Zum Einstieg dieses Artikels möchte ich ehrlich sein: bis vor wenigen Wochen war mir Okay Kaya überhaupt kein Begriff. Über ihren Namen bin ich erstmals im Rahmen der Promoaktivitäten des Pitchfork Festivals hier in Berlin gestolpert, auf dem sie Anfang November u.a. mit den großartigen Squid im Festsaal Kreuzberg aufgetreten ist. Neugierig geworden habe ich mich mit ihrem neuen Album auseinandergesetzt. Und was soll ich sagen… ich habe die Entscheidung nicht bereut.

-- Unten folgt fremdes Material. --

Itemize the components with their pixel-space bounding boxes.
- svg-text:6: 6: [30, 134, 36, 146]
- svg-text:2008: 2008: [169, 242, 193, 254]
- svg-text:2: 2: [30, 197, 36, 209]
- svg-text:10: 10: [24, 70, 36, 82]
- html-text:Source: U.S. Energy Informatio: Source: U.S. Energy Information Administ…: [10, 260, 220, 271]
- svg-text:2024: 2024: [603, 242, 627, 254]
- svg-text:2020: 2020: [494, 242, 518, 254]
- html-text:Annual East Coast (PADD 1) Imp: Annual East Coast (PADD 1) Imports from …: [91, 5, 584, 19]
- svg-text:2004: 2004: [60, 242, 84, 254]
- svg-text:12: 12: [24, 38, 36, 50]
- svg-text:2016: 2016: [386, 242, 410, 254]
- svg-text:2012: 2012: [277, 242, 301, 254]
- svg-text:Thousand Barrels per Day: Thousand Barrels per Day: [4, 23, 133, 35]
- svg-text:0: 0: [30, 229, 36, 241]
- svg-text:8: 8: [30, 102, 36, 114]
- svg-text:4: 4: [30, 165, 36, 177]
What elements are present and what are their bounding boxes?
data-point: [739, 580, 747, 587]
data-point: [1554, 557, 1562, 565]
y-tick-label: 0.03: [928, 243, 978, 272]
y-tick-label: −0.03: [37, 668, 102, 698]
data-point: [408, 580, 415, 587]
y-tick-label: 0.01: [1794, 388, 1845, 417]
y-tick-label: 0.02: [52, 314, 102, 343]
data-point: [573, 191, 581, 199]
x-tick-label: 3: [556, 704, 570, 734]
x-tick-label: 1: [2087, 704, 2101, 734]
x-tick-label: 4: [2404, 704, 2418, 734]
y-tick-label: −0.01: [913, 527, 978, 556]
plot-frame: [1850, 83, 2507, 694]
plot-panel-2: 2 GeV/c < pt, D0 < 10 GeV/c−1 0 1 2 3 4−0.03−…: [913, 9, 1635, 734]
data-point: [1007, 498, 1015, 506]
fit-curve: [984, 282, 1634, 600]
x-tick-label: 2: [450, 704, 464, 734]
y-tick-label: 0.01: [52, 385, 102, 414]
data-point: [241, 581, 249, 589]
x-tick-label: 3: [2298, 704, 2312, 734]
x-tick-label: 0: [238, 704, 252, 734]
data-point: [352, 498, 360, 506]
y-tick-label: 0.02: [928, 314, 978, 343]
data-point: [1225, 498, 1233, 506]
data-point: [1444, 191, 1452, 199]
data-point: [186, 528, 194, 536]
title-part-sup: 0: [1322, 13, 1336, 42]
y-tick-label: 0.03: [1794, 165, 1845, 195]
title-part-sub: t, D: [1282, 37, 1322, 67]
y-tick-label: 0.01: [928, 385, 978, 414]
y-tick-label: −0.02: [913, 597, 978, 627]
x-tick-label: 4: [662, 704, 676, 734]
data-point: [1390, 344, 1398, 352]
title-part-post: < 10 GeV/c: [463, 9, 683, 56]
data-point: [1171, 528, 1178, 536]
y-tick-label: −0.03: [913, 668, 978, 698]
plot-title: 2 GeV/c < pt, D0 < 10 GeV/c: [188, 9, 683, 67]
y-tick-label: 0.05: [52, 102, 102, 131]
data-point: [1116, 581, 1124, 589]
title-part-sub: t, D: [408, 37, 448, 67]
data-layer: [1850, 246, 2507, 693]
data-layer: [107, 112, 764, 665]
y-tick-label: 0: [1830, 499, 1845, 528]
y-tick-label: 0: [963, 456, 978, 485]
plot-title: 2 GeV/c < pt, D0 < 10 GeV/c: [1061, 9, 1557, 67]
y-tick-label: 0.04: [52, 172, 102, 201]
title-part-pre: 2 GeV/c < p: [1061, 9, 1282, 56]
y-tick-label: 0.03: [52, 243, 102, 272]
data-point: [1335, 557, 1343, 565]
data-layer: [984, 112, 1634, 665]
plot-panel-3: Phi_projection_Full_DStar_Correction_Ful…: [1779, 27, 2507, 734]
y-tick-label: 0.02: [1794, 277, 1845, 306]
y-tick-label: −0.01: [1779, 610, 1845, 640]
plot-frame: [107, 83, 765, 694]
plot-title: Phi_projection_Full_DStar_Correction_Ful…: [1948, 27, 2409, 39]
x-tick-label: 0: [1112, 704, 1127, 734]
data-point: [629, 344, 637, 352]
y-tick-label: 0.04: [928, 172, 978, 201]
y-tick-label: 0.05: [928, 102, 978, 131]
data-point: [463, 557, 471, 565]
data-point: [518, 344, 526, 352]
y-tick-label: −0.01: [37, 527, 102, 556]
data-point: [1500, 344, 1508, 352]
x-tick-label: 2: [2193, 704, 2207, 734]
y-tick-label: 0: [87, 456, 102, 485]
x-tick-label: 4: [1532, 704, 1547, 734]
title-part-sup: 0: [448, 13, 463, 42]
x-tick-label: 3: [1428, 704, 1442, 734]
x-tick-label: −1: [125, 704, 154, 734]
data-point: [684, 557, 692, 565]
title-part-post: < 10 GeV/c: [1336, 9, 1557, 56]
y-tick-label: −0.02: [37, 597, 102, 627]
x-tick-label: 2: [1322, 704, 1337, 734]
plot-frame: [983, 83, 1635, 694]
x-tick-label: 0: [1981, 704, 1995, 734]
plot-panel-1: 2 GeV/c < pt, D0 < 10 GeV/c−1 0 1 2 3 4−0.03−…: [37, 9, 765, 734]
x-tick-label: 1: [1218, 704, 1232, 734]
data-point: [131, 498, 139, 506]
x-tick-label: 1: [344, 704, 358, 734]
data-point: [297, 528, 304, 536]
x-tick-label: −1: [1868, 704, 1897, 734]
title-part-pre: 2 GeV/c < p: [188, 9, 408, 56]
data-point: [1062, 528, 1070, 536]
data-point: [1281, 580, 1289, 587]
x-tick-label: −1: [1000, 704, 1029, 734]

Dabei muss ich direkt erwähnen, dass „SAP“ kein einfach zu konsumierendes Album in dem Sinne ist, das es mit Hits und Melodien aufwartet, die sich in den Gehörgängen fest setzen. Es erschließt sich nicht nach dem ersten Durchgang, sondern ist ein Konzeptalbum, das die volle Aufmerksamkeit der Hörer*innen erfordert. „SAP“ funktioniert als Gesamtkonstrukt von Track 1 bis 15.
Zahlreiche Gäste auf dem Album
Die US-norwegische Künstlerin, die auch für verschiedene Ausstellungen und Installationen verantwortlich ist, beschäftigt sich auf ihrem vierten Album mit dem Bewusstsein. Zwar hat Kaya Wilkins das Album im Alleingang geschrieben, aufgenommen und produziert. Zur Unterstützung hat sie sich aber eine Menge Freunde ins New Yorker Studio eingeladen. In 11 von 15 Songs sind Gäste wie L’Rain, Deem Spencer oder Adam Green zu hören. Das Album ist eine Melange aus sphärischen Beats, Synthesizern, sanften Gitarren und Kayas R&B-Geflüster. In einigen Parts erinnert es mich an die zerbrechlichen Momente eines Bon Iver. Aber wie bereits erwähnt: hier sticht kein Track wirklich hervor. „SAP“ ist ein Album, das erobert werden will und Hörer*innen dafür belohnt, denn mit jedem Durchlauf gibt es neue Dinge in der vielschichtigen Musik von Okay Kaya zu entdecken.
Auch von den Lyrics her ist es durchaus spannend, sich mit den einzelnen Songs auseinander zu setzen. „Mein Schreibprozess beginnt oft mit Bildern anstatt Worten. Was, wenn wir der Saft eines Baumes sind? Wie weit müssen wir uns von unserem Stammbaum entfernen, um von unseren Eltern loszukommen und zu realisieren, dass wir die Träne dieser Person oder das Blut einer anderen Person sind? Ich habe eine Vision vor meinem geistigen Auge und setze dort an„, so die Worte der Künstlerin. Der Albumtitel „SAP“ hat dabei natürlich nichts mit der süddeutschen Softwareschmiede zu tun, sondern heißt übersetzt so viel wie Pflanzensaft oder Baumharz. Kaya hat ihre Musik selber einmal als „Sade für Nihilisten“ beschrieben. Dem bleibt irgendwie nichts hinzuzufügen.
Vinyl der Woche: sonnengebräuntes Vinyl gefällig?
Von der Vinyl der Woche gibt es zwei Farben im Angebot: einmal das klassische schwarze Vinyl und die limitierte Variante Opaque Tan Vinyl, was letztlich der Farbe Orange entspricht. Die Nerds unter euch können das Album auch als Kassette erwerben. Sämtliche Editionen sollten im Plattenladen eures Vertrauens in den Regalen stehen bzw. dort bestellbar sein. Das Vorgängeralbum „Watch This Liquid Pour Itself“ ist übrigens ebenfalls nach wie vor auf schwarzem oder transparentem Vinyl verfügbar.